The stranger has spent the day in viewing the city, and at
nightfall, the negro, true to his engagement, presents his sable
figure at his lodgings. A servant having shown him up stairs, he is
ushered into his presence, where, seeming bewildered, he looks about
inquiringly, as if doubting the object for which he has been
summoned. Abjectly he holds his tattered cap in his hand, and
tremblingly inquires what master wants with him.
"Have confidence, my good fellow," the stranger speaks, with a
smile; "my mission is love and peace." He places a chair beside a
small table in the centre of the room; bids the negro sit down,
which he does with some hesitation. The room is small; it contains a
table, bureau, washstand, bed, and four chairs, which, together with
a few small prints hanging from the dingy walls, and a square piece
of carpet in the centre of the room, constitute its furniture. "You
know Marston's plantation-know it as it was when Marston resided
thereon, do you?" enquires the stranger, seating himself beside the
negro, who evidently is not used to this sort of familiarity.
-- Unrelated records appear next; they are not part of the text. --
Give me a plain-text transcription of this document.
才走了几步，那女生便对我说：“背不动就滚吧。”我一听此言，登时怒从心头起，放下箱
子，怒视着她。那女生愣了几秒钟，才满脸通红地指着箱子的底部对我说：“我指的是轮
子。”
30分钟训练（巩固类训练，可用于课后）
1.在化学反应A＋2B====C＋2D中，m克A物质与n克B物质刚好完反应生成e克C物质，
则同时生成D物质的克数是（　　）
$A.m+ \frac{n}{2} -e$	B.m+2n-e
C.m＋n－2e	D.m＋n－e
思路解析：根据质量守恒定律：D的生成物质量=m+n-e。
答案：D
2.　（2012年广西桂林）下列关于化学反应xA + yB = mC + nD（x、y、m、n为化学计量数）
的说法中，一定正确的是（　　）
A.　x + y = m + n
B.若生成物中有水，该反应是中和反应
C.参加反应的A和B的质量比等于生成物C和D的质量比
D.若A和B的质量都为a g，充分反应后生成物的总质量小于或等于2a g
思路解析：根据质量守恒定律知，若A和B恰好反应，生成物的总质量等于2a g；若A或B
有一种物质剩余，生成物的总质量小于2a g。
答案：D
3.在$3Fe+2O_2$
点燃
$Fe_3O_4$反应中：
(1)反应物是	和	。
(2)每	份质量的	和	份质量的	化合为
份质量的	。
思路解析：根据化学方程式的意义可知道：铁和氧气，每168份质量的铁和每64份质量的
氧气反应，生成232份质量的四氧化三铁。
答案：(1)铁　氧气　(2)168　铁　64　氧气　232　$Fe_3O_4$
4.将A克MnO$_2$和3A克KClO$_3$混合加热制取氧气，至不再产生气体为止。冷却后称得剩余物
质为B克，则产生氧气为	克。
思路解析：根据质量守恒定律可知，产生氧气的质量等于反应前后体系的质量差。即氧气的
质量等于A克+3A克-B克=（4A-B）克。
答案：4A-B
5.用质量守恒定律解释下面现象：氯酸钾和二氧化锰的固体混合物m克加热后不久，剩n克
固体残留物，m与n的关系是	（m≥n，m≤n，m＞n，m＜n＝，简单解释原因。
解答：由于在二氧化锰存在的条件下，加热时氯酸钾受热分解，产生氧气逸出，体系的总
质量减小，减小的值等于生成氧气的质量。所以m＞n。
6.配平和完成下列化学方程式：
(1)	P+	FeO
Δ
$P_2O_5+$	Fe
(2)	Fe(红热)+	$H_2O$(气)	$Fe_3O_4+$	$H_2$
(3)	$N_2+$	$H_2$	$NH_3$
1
"Know 'um well, dat I does," answers the negro, quickly, as if the
question had recalled scenes of the past.
"And you know the people, too, I suppose?"
"Da'h people!" ejaculates the negro, with a rhapsody of enthusiasm;
"reckon I does."
"Will you recount them."
The negro, commencing with old master, recounts the names of Miss
Franconia, Clotilda, Ellen, Aunt Rachel, old Daddy Bob, and Harry.